Depuis six mois, la Laiterie annule, reporte, rembourse. L’équipe des programmateurs, mue par un optimisme qui force le respect, reprogramme tout : à l’automne ça ira mieux, en hiver peut-être ? C’est sûr, au printemps on y verra plus clair.
Sauf que le coronavirus est toujours là et que les mesures sanitaires empêchent la réouverture des salles de concerts et des boites de nuit. Étonnamment, les salles de spectacles peuvent ouvrir, à condition de respecter quelques règles de distanciation.
Pour la Laiterie, il est vite devenu clair que si la salle ne voulait pas disparaître dans les limbes du coronavirus, elle devait se transformer en salle de spectacles. Cette semaine, des rangées de chaises ont fait leur apparition, en lieu et place de la fosse et des gradins.
Évidemment, plus question d’accueillir 870 personnes les jours de grande date. Cette configuration permet l’installation d’environ 150 personnes, à bonne distance les unes des autres. Directeur artistique de la Laiterie, Thierry Danet préfère se concentrer sur les aspects positifs :
« Il est devenu évident après six mois qu’on touchait désormais à l’essence même de notre métier. Notre raison d’être, c’est de programmer des concerts. Si on ne le fait plus, on ne sert plus à rien et si nous disparaissons, tout s’écroule avec nous : musiciens, techniciens, prestataires… C’est pourquoi nous maintenons “une” programmation, nous proposerons des concerts quoi qu’il advienne. »

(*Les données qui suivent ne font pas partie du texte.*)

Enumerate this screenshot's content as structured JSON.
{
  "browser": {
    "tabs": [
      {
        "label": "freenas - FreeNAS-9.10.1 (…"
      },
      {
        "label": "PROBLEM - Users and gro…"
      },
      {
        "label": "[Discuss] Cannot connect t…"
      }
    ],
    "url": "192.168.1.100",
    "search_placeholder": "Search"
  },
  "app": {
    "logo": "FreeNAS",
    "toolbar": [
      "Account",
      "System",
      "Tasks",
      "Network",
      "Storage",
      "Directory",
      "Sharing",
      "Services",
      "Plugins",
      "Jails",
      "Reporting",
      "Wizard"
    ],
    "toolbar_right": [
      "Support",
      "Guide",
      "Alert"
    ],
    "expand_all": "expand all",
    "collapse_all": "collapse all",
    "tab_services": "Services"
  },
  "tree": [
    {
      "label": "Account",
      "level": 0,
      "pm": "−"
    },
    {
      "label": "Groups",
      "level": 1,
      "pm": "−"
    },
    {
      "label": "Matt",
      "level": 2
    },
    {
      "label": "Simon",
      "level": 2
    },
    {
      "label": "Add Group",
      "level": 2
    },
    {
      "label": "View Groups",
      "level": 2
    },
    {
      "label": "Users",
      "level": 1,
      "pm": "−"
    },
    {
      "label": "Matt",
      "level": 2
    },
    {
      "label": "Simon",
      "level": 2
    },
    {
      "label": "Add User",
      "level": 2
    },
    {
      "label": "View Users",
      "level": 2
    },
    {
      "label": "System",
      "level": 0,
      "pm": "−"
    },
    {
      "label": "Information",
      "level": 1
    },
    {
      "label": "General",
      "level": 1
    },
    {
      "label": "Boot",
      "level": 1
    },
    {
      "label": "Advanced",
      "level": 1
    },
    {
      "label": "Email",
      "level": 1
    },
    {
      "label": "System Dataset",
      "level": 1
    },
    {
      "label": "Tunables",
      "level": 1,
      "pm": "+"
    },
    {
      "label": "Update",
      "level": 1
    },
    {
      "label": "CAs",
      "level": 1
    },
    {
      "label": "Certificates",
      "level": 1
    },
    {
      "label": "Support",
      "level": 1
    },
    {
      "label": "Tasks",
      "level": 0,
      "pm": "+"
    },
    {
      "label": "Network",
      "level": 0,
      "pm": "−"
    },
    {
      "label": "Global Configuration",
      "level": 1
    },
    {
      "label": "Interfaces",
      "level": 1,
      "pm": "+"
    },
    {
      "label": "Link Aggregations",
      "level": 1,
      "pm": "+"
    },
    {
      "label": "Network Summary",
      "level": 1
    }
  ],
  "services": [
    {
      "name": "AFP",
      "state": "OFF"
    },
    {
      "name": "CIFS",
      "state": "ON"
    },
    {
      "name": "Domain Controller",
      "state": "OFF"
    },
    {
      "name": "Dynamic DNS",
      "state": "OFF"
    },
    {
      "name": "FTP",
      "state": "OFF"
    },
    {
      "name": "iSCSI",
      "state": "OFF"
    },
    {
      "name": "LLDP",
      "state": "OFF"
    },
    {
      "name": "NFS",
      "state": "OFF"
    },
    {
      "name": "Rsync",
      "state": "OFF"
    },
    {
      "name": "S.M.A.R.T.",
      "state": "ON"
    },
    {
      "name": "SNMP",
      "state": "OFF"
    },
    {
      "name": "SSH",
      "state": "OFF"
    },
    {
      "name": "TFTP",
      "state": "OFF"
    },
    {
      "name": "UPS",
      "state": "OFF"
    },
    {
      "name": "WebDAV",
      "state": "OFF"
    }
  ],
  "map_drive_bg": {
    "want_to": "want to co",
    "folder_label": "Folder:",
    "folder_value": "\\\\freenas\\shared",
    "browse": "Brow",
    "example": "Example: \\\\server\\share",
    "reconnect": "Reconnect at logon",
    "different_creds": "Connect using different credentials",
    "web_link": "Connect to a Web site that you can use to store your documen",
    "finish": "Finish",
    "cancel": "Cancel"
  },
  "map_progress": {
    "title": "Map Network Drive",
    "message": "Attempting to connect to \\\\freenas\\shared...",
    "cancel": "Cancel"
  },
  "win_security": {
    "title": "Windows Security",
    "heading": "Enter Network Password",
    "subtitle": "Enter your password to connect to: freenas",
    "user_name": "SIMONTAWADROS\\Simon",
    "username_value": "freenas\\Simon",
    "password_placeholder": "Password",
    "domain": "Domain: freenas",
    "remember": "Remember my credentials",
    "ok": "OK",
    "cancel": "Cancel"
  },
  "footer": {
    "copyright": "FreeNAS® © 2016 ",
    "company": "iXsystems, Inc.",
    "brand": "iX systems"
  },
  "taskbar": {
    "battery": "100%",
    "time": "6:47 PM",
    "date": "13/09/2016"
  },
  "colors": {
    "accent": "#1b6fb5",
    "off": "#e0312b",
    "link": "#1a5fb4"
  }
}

Sur 60 concerts programmés entre mars et septembre, 50 ont été reportés, certains plusieurs fois. Une dizaine de concerts, souvent des artistes américains, n’ont pu qu’être annulés. Thierry Danet décrit une ambiance crépusculaire dans l’équipe de la Laiterie :
« Faut voir qu’on est baladés de semaine en semaine, les mesures sanitaires changent constamment et bien souvent, on n’a aucune réponse claire sur ce qu’il est possible de faire ou pas. On n’a pas toujours de réponse à donner aux artistes, qui attendent parfois jusqu’au dernier moment pour accepter une annulation ou un report. En outre, reporter une date génère beaucoup de travail… Au final, on bosse comme des malades et il ne se passe rien. On ne pouvait plus continuer comme ça. »
Une année à moitié
La Laiterie est financée à 75% par ses recettes et à 25% par les subventions de la Ville et de l’État. Aucun des 13 salariés d’Artefacts n’a été licencié mais tous les techniciens, l’accueil et le bar ont été placés en chômage partiel. Thierry Danet s’attend à des recettes en 2020 correspondant à la moitié de celles d’une année normale (3,1 million d’euros en 2019).
« Évidemment, à 150 personnes en salle, l’économie des concerts est intenable. Le coût d’exploitation ramené à chaque date explose. Mais tant pis, on rediscute les cachets et on fera les comptes après. Plusieurs artistes, après un temps d’hésitation, acceptent ces conditions et proposent un spectacle adapté. Certains, comme Chapelier Fou, acceptent de jouer deux concerts à la suite… »
Par cette programmation à bout de bras, la Laiterie contribue à maintenir des tournées en France ou en Europe, et un semblant d’activité dans toute la chaîne économique des concerts. Thierry Danet est particulièrement heureux d’avoir pu redémarrer la plate-forme de soutien dont bénéficient une cinquantaine de groupes locaux :
« On fait de la musique quand même, c’est un milieu délicat. Si tout s’arrête pendant six mois ou plus, des compétences se perdent, des groupes disparaissent… Les dégâts peuvent être beaucoup plus importants que la perte financière de quelques dates annulées. »
La Laiterie maintient également ses résidences et ses projets de créations, dont un avec Rodolphe Burger.